藍の起源は古く、古代エジプトからインド、中国、そして、日本へと広がったとされる。日本にいつ頃伝わったかは不明だが、少なくとも、西暦243年(正始4年)の「魏志倭人伝」には日本の藍についての記述がある。 倭国から「赤や青に染めた絹織物が魏王に献上された」ある。これは日本古来のトウイダイグサ科の山藍を用いた青緑色の染色法と考えられている(出典:蓼藍の成分と機能性)。

神山まるごと高専と藍住町

神山まるごと高専プロジェクトの舞台も同じ徳島県だけど、もっと山あいだ。藍住町は吉野川で広がる平地だ。神山まるごと高専の講師には採用されなかったけど、機会があれば神山町と藍住町には訪問してみたいと思っている。

藍住町のカネイファーム

藍住町には魅力的なお店や個性的な施設が多い。

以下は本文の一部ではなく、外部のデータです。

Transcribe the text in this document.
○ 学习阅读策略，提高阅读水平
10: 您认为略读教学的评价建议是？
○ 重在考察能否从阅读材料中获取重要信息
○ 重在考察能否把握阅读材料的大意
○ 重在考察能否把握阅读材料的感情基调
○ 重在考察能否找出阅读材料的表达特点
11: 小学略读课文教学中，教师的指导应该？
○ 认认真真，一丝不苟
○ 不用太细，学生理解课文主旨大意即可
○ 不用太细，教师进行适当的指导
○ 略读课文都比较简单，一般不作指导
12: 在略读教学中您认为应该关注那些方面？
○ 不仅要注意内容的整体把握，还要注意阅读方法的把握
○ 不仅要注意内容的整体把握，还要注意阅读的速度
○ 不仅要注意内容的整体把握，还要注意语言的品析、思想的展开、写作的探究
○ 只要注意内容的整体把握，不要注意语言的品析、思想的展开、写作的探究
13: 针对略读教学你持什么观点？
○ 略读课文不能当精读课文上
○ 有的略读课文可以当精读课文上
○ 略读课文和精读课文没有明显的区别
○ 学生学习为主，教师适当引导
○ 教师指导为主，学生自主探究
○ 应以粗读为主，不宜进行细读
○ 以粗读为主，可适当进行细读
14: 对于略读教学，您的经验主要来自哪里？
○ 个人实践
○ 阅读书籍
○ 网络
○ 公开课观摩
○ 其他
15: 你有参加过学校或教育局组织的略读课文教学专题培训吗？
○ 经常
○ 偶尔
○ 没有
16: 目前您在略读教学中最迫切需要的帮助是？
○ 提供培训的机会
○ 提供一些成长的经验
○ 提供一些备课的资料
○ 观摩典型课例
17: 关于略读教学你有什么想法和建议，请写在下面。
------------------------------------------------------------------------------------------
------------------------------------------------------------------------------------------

例えば、カナイファーム。法政大学の平石教授が手がけている水耕栽培を生業としている企業だ。若者の夢を実現できるように、家族経営から株式会社経営に切り替え、農園直営レストラン「アクリエ」なども運営している。

(出典:徳島新聞

コース仕立ての食べる藍

染料としてではなく、健康食品としての藍を実践し、フルコースで楽しめるのが農園直営旬感ダイニングアクリエ(aqulier)だ。藍住町の北部に位置するレストランだ。

(出典:ぐるたび

天然藍染抗菌エアーマスク

コロナ禍において抗菌作用は魅力的だ。新型コロナウイルスにどこまでの抗菌効果があるかは別にして、職人が一枚一枚手作りしたマスクは魅力的だ。特に、メッシュ生地で通気性と機密性を兼ね備え、優しい風合いと高い抗菌防臭効果があると聞けば欲しくなる。価格は1つで2680円(税込)だ。

(出典:藍染座房

まとめ

7月23日にオリンピックが開幕する。藍色はJapan Blueとして、公式エンブレムに採用されている。藍染めの神秘は興味深い。藍で染めることで抗菌作用を得られることを先人はどうして知ったのだろう。水に溶けない藍を発酵させることで水溶性になり、一旦染まるとその色がしっかりと定着するというのは考えると不思議な現象だ。しかも、最近はコレストロールの低減効果もあり、食用としても活用されているという。西アフリカでは藍で染めた服は富を意味するほどだ。藍の起源をもっと探究したいと思った。

以上

最後まで読んで頂きありがとうございました。